Fig. 11.

A simplified overview of signaling from common types of DNA damage to the DDR and cell cycle checkpoint pathways. Initial damage is sensed by proteins including the histone γ -H2AX, which is rapidly phosphorylated by ATM at a specific serine residue in response to chromatin structure alteration at DBS sites, activating recruitment of repair proteins including BRCA1 and the MRN complex (MRE11, Rad51, NBS1). DSB repair is undertaken by the end-joining pathway involving the kinase DNA-PK and Ku protein binding partners and the homologous recombination pathway involving Rad51 and associated proteins. Single strand breaks (SSB) and replication stress leading to stalled replication forks activate PARP which in turn recruits repair factors including XRCC1 and promotes chromatin remodeling at the break site and base excision repair.

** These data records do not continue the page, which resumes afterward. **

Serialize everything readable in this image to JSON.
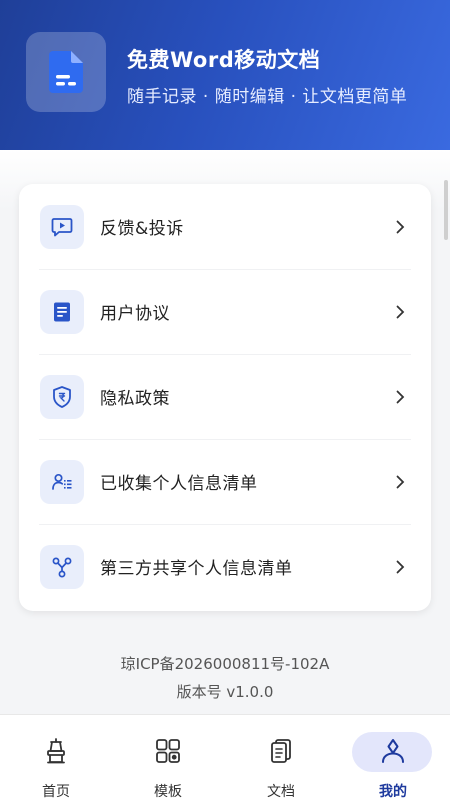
{
  "app": {
    "title": "免费Word移动文档",
    "subtitle": "随手记录 · 随时编辑 · 让文档更简单"
  },
  "menu": {
    "items": [
      {
        "label": "反馈&投诉",
        "icon": "feedback-icon"
      },
      {
        "label": "用户协议",
        "icon": "document-icon"
      },
      {
        "label": "隐私政策",
        "icon": "shield-icon"
      },
      {
        "label": "已收集个人信息清单",
        "icon": "user-list-icon"
      },
      {
        "label": "第三方共享个人信息清单",
        "icon": "share-icon"
      }
    ]
  },
  "footer": {
    "icp": "琼ICP备2026000811号-102A",
    "version": "版本号 v1.0.0"
  },
  "tabbar": {
    "tabs": [
      {
        "label": "首页",
        "icon": "home-icon"
      },
      {
        "label": "模板",
        "icon": "template-icon"
      },
      {
        "label": "文档",
        "icon": "document-icon"
      },
      {
        "label": "我的",
        "icon": "profile-icon",
        "active": true
      }
    ]
  },
  "colors": {
    "header_start": "#1f3f98",
    "header_end": "#3a6ae0",
    "accent": "#2a55c8",
    "icon_bg": "#e9eefb",
    "active_pill": "#e3e6fb"
  }
}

ATR and ATM function both in the initial signaling cascade and as transducers to downstream activation of the cell cycle checkpoints inhibitors, Chk1 and Chk2 producing cell cycle delay to facilitate repair. Points in the pathway at which specific inhibitors are available are indicated. As predicted from their roles in the DDR pathway, ATM and ATR inhibitors sensitize to a broad range of DNA damaging agents causing single or double strand breaks. PARPi and cell cycle checkpoint inhibitors including Wee1 inhibitors are specifically effective in cells undergoing rapid replication. DSB = Double Strand Break; SSB = Single Strand Break.